Summary: XMLContentDescriber doesn't set charset for XML declarations with line feeds
Product: [Eclipse Project] Platform Reporter: Nick Sandonato <nsand.dev>
Component: ResourcesAssignee: Szymon Brandys <Szymon.Brandys>
Status: RESOLVED FIXED QA Contact:
Severity: normal    
Priority: P3 CC: david_williams, Szymon.Brandys, thatnitind
Version: 3.5   
Target Milestone: 3.5 M3   
Hardware: PC   
OS: Windows XP   
Whiteboard:
Bug Depends on:    
Bug Blocks: 251659    
Attachments:
Description Flags
Fix v01 none

Description Nick Sandonato CLA 2008-10-22 14:14:12 EDT
It looks like the patch for bug 249214 changed how the XML declaration is read for XML content.  If a line feed is detected in the XML declaration before the encoding is read in, the describe method will return INVALID.

Before the patch, the reader would based the end of the XML declaration on coming across a '?'. Now, the reader checks for either '\r' or '\n'. But, according to the XML spec for the Text Declaration (http://www.w3.org/TR/REC-xml/#sec-TextDecl), the EncodingDecl can contain whitespace that includes (#x20 | #x9 | #xD | #xA)+.
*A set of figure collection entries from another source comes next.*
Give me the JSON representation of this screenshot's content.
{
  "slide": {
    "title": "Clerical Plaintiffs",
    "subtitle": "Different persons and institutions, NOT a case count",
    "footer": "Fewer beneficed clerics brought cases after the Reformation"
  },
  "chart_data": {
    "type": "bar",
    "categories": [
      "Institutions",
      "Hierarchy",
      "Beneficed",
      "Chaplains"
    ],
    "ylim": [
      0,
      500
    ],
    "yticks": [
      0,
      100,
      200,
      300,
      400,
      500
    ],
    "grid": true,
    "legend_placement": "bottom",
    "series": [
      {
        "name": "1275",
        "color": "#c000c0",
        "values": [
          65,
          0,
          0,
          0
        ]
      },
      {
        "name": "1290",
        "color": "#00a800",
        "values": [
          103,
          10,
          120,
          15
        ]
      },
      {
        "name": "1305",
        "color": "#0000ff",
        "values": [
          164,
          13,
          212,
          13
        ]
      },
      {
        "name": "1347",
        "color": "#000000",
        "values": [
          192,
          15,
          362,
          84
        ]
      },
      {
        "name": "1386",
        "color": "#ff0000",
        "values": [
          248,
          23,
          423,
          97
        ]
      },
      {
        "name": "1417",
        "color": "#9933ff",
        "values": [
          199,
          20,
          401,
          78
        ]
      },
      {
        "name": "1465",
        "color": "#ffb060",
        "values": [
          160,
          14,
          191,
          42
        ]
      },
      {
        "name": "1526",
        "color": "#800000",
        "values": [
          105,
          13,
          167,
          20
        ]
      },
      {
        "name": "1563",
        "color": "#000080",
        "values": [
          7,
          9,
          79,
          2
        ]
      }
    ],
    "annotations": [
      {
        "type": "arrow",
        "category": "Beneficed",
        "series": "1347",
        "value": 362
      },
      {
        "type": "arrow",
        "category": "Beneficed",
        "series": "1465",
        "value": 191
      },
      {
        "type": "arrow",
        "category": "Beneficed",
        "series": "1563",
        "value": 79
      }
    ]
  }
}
An example of a failing XML declaration is:
<?xml version="1.0"  

encoding="ISO-8859-1" 

 ?>
Comment 1 Nick Sandonato CLA 2008-10-22 14:24:17 EDT
Sorry, I meant that the property IContentDescription.CHARSET will not be set for the description, not that it will return INVALID when linefeeds are present before the encoding attribute.
Comment 2 Szymon Brandys CLA 2008-10-23 08:20:03 EDT
I'm on it.
Comment 3 Szymon Brandys CLA 2008-10-29 07:40:44 EDT
Created attachment 116405 [details]
Fix v01
Comment 4 Szymon Brandys CLA 2008-10-29 08:14:23 EDT
Released.
Comment 5 Szymon Brandys CLA 2008-10-29 08:14:48 EDT
The patch was slightly modified before the release.